Friday, 6 June 2014

A Bee on Ken's Bonnet

On Thursday we had our only visit to Eastrington Ponds this year. At the main lake we saw a single Great Crested Grebe chick, but it's parents were already brooding the second clutch. There was a Common Tern on a nest with its partner quartering the lake for food. Blackcaps and Willow Warblers were singing, whilst a Bullfinch called mournfully nearby. A male Kestrel was mobbed by the Common Tern. 
Great Crested Grebe

 Great Crested Grebe with Chick
 Common Tern
 Common Tern
 Wren
 Trapped Roe Deer
It was a very windy overcast morning so we tended to hear birds rather than see them.
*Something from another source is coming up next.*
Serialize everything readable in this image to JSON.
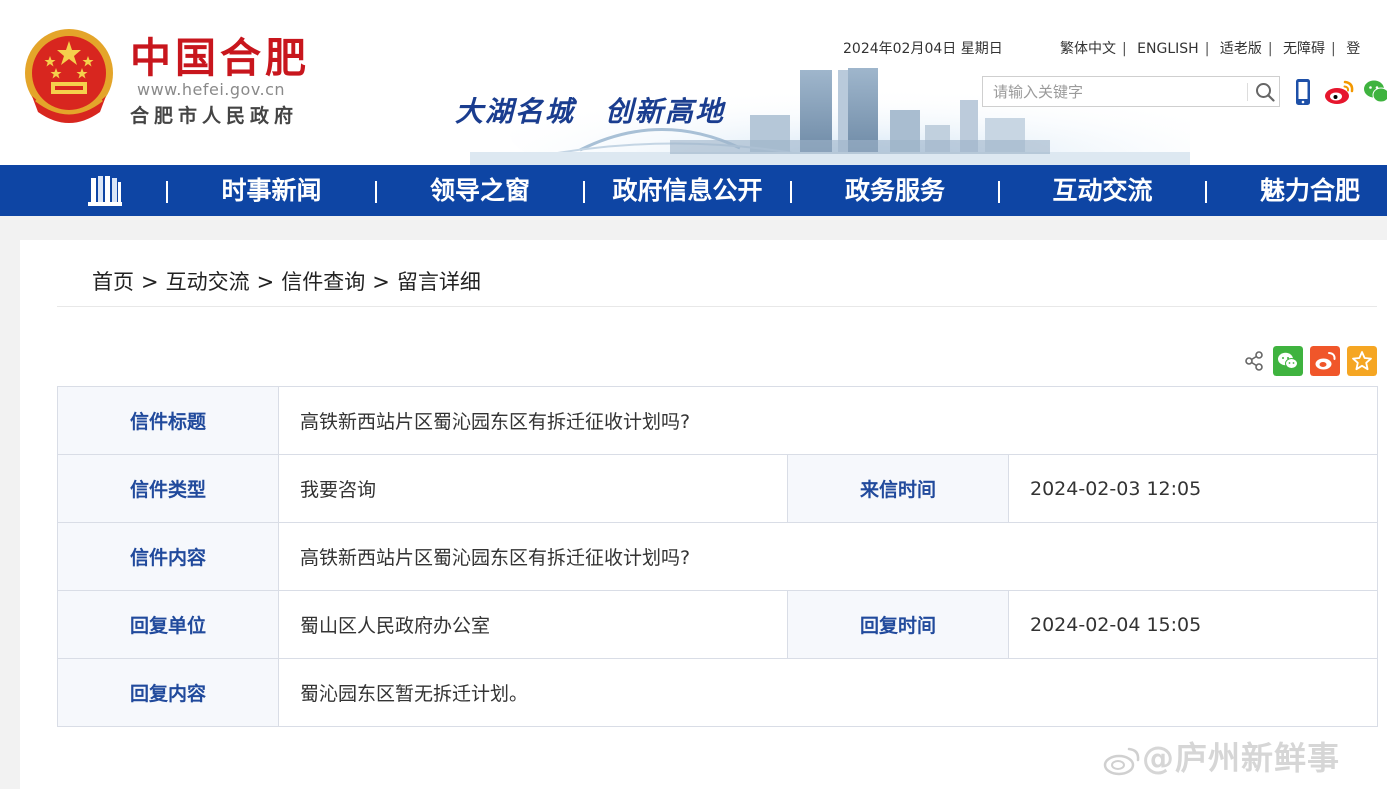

We were watching a distant Yellowhammer when Claire spotted the bird of the day. There was a Chiffchaff singing near the embankment hide, and a few Blackcaps singing throughout the woodland & scattered Reed Warblers in the reedbeds. A female Roe a Deer spent the whole day trapped in a field with some rather strange sheep. There was at least one husk of a Giant Puffball, some emergent Shaggy Parasols, and in a new area there was the stench of hidden Stinkhorns. It was quite a day for fungi with a gigantic tree stump covered with fairy caps - only normally seen in Autumn. A pair of Mistle Thrushes and an immature Pied Wagtail were on the mown Meadow, plus a feeding Song Thrush, but the area was flooded and the summer flowers had yet to emerge here. The only disappointment was the apparent lack of Green Woodpeckers, Jays and the once resident Barn Owl.  However, it was many people's first visit to the area, and they were mightily impressed with the place. 
Common Spotted Orchid
 Twayblade
 A Bee on Ken's Bonnet

1 comment:

Anonymous said...

The bee is Bombus hypnorum, the Tree Bumblebee, the new colonist to Britain. It's only been in Yorks for a few years, but it now very common.